Burkina Faso - Persistent State Failure
On 31 October 2014, President Compaore, who had been in power since 1987, resigned and fled the country with members of his family, the National Assembly president, and others. Lieutenant Colonel Yacouba Isaac Zida, deputy commander of the Presidential Security Regiment (Regiment Securite Presidentielle - RSP), declared himself head of state on November 2, suspended the constitution, and dissolved the National Assembly. On November 17, members representing different sectors of society signed a charter to guide the transitional government through preparations for elections.
Michel Kafando was chosen as interim president in accordance with the charter. A 90-member National Transitional Council, holding legislative powers and including 25 members of the armed forces, was selected in accordance with the charter. A 26-member transitional government was appointed, including Zida as prime minister and minister of defense. Other armed forces officers were appointed to serve as minister of mines and minister of territorial administration, decentralization, and security administration. The transitional government dissolved municipal and regional councils, and special delegations were responsible for managing local governments until the next legislative and municipal elections.
The charter adopted to guide the transitional government required the organization of presidential and legislative elections within one year of adoption.
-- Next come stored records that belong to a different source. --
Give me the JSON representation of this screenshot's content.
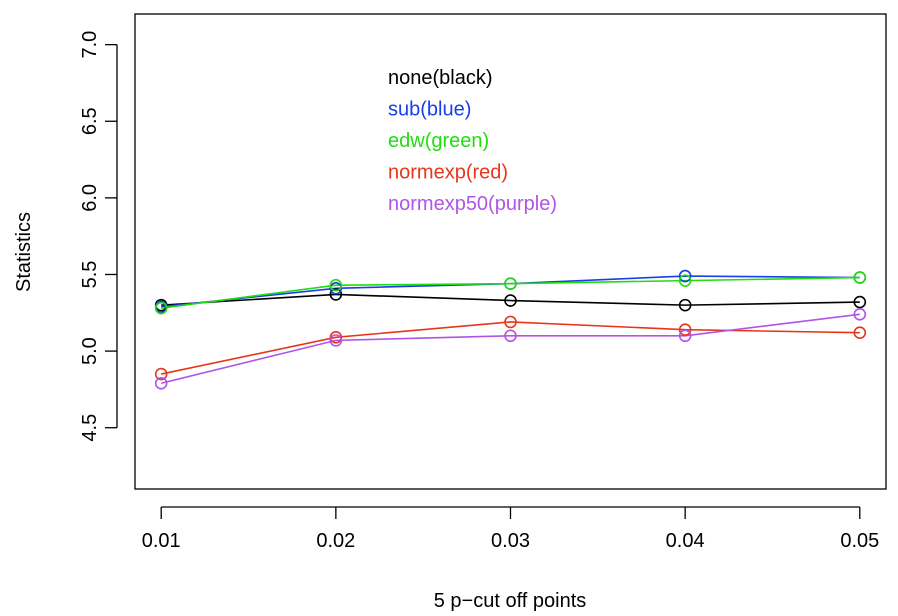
{
  "chart_data": {
    "type": "line",
    "title": "",
    "xlabel": "5 p−cut off points",
    "ylabel": "Statistics",
    "x": [
      0.01,
      0.02,
      0.03,
      0.04,
      0.05
    ],
    "x_tick_labels": [
      "0.01",
      "0.02",
      "0.03",
      "0.04",
      "0.05"
    ],
    "y_ticks": [
      4.5,
      5.0,
      5.5,
      6.0,
      6.5,
      7.0
    ],
    "y_tick_labels": [
      "4.5",
      "5.0",
      "5.5",
      "6.0",
      "6.5",
      "7.0"
    ],
    "xlim": [
      0.0085,
      0.0515
    ],
    "ylim": [
      4.1,
      7.2
    ],
    "grid": false,
    "legend_position": "top-center",
    "series": [
      {
        "name": "none(black)",
        "color": "#000000",
        "values": [
          5.3,
          5.37,
          5.33,
          5.3,
          5.32
        ]
      },
      {
        "name": "sub(blue)",
        "color": "#1a3ee8",
        "values": [
          5.29,
          5.41,
          5.44,
          5.49,
          5.48
        ]
      },
      {
        "name": "edw(green)",
        "color": "#22dd11",
        "values": [
          5.28,
          5.43,
          5.44,
          5.46,
          5.48
        ]
      },
      {
        "name": "normexp(red)",
        "color": "#e8361a",
        "values": [
          4.85,
          5.09,
          5.19,
          5.14,
          5.12
        ]
      },
      {
        "name": "normexp50(purple)",
        "color": "#b054e8",
        "values": [
          4.79,
          5.07,
          5.1,
          5.1,
          5.24
        ]
      }
    ]
  }
}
Under the charter the interim president, interim prime minister, and members of the interim government were not allowed to run in the presidential and legislative elections.
Presidential Security Regiment [RSP] members launched a coup attempt 16 September 2015. The guard was unhappy that the transitional government had barred supporters of former President Blaise Compaore from running in upcoming elections. RSP leader General Gilbert Diendere took power but was forced to step down a few days later after pressure from protesters, the army and the West African bloc ECOWAS. Diendere said he regretted the coup attempt.
Burkina Faso's military said the elite presidential guard behind the coup attempt refused to be disarmed, one of the conditions the junta agreed to in a peace deal with the army. The army saif the planned disarmament of the guard, known as the RSP, haf reached a "dead end" because soldiers will not give up their weapons and because of "ambiguous behavior" of RSP chief and coup leader General Gilbert Diendere.
During the failed coup 16 September 2015, General Gilbert Diendere's forces detained the interim president, prime minister and several Cabinet members. The guard was unhappy the interim government barred supporters of former president Blaise Compaore from running in upcoming elections. General Diendere held power for nearly a week but was forced to step down under pressure from the army, demonstrators, and the West African bloc ECOWAS.
Presidential guards agreed 23 September 2015 to remain in their barracks while Burkina Faso armed forces retreated from the capital Ouagadougou, the broadcaster reported. African leaders are to oversee the implementation of the deal. The coup triggered clashes between guards and protesters that reportedly left 10 people dead and over 100 injured. The breakthrough came a day after the regular army entered Ouagadougou to suppress presidential guards loyal to the country’s ousted president Blaise Compaore, who was overthrown in a popular uprising in 2014.
The general behind the failed coup in Burkina Faso surrendered to the country's transitional government. General Gilbert Diendere turned himself in 01 October 2015 after negotiations with officials in the capital, Ouagadougou. Diendere received assurances that he would not be killed and that he and other soldiers who took part in the September 16 coup will receive a fair trial. General Diendere was believed to have had a hand in the death of Burkina Faso’s charismatic revolutionary leader Thomas Sankara and may have had a connection to Liberia’s civil war.
Before the coup, Burkina Faso was planning to hold elections on 11 October 2015, marking a return to democracy a year after Compaore's ouster. Transitional authorities in the CAR had warned of an election delay even before a new wave of violence began. ECOWAS leaders suggested a November 22 election date and recommended that Compaore's allies be allowed to field candidates.
Transitional authorities together with 12,000 UN peacekeepers and 1,000 French troops struggled to calm tensions over 2015.